Memory is the other killer. A 13B model in FP16 needs 26GB. Most of us do not have that. BitsAndBytes lets you load the model in 4‑bit or 8‑bit precision directly in memory. You can do this within a custom Ollama or in a separate Python process. I prefer to use the Transformers library with BitsAndBytes config. Here is how I load a quantized Mistral for inference:

from transformers import AutoModelForCausalLM, AutoTokenizer, BitsAndBytesConfig
import torch

quant_config = BitsAndBytesConfig(
    load_in_4bit=True,
    bnb_4bit_compute_dtype=torch.float16,
    bnb_4bit_use_double_quant=True,
)

tokenizer = AutoTokenizer.from_pretrained("mistralai/Mistral-7B-Instruct-v0.2")
model = AutoModelForCausalLM.from_pretrained(
    "mistralai/Mistral-7B-Instruct-v0.2",
    quantization_config=quant_config,
    device_map="auto",
    torch_dtype=torch.float16,
)
print(f"Model loaded. Memory: {torch.cuda.memory_allocated()/1e9:.2f} GB")

On my 8GB card, this uses about 5.6GB. That leaves room for KV cache and batching. I combine this with the FastAPI streaming generator above, but now using the local model instead of Ollama. That gives me full control. You can also inject the quantized model into Ollama, but I find direct Transformers easier to customize.

Let me add a personal touch. When I first ran this quantized model with streaming, I saw tokens appear like magic after less than a second. The first request took a bit longer due to model loading, but afterwards responses felt instant. I asked a colleague to hit the server with ten simultaneous requests. The queue managed them in batches of three. Each user saw tokens streaming within a couple seconds. The GPU memory stayed stable at 6.2GB.

Now, what about monitoring? You cannot improve what you do not measure. I added Prometheus counters for tokens per second, time to first token, queue depth, and GPU memory usage. I use prometheus_client and a FastAPI middleware. Here is a minimal metric registration:

from prometheus_client import Counter, Histogram, Gauge, generate_latest

TOKENS_GENERATED = Counter("tokens_generated_total", "Total tokens generated")
TTFT = Histogram("ttft_seconds", "Time to first token")
QUEUE_DEPTH = Gauge("queue_depth", "Number of requests waiting")

@app.get("/metrics")
def metrics():
    return Response(content=generate_latest(), media_type="text/plain")

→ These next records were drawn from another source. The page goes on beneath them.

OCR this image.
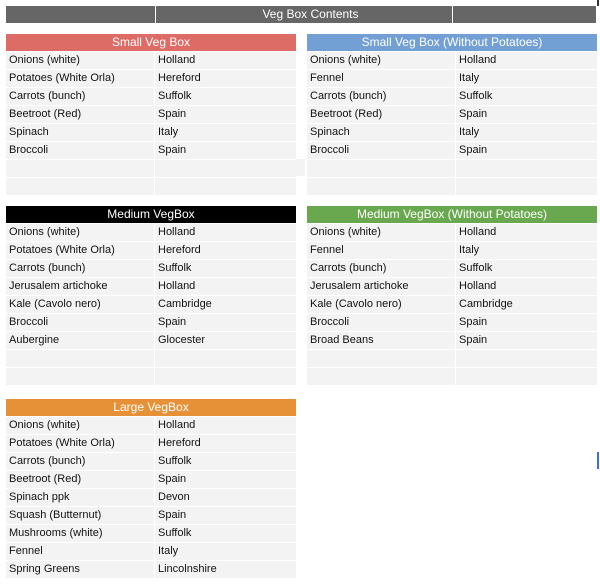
Veg Box Contents
Small Veg Box
Onions (white)	Holland
Potatoes (White Orla)	Hereford
Carrots (bunch)	Suffolk
Beetroot (Red)	Spain
Spinach	Italy
Broccoli	Spain
Small Veg Box (Without Potatoes)
Onions (white)	Holland
Fennel	Italy
Carrots (bunch)	Suffolk
Beetroot (Red)	Spain
Spinach	Italy
Broccoli	Spain
Medium VegBox
Onions (white)	Holland
Potatoes (White Orla)	Hereford
Carrots (bunch)	Suffolk
Jerusalem artichoke	Holland
Kale (Cavolo nero)	Cambridge
Broccoli	Spain
Aubergine	Glocester
Medium VegBox (Without Potatoes)
Onions (white)	Holland
Fennel	Italy
Carrots (bunch)	Suffolk
Jerusalem artichoke	Holland
Kale (Cavolo nero)	Cambridge
Broccoli	Spain
Broad Beans	Spain
Large VegBox
Onions (white)	Holland
Potatoes (White Orla)	Hereford
Carrots (bunch)	Suffolk
Beetroot (Red)	Spain
Spinach ppk	Devon
Squash (Butternut)	Spain
Mushrooms (white)	Suffolk
Fennel	Italy
Spring Greens	Lincolnshire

I also added a health endpoint and simple authentication using an API key in the header. That is enough for internal deployments.

You might ask: why not use vLLM or TGI directly? They support continuous batching natively and are faster. True. But this tutorial shows you the mechanics. Many teams need to integrate with existing infrastructure or want to keep control of the stack. Ollama is easy to set up and maintain. BitsAndBytes is a proven compresssion technique. FastAPI is battle‑tested.

I want you to try this. Start small: get the basic streaming server running with one model. Then add the queue. Then add quantized loading. Then instrument it. Each step teaches you something about the system.

When you have it all working, you will understand why every production LLM deployment needs these components. No single server can handle hundreds of concurrent users without batching and memory tricks. And your users will thank you for streaming – they see the first token in milliseconds, not seconds.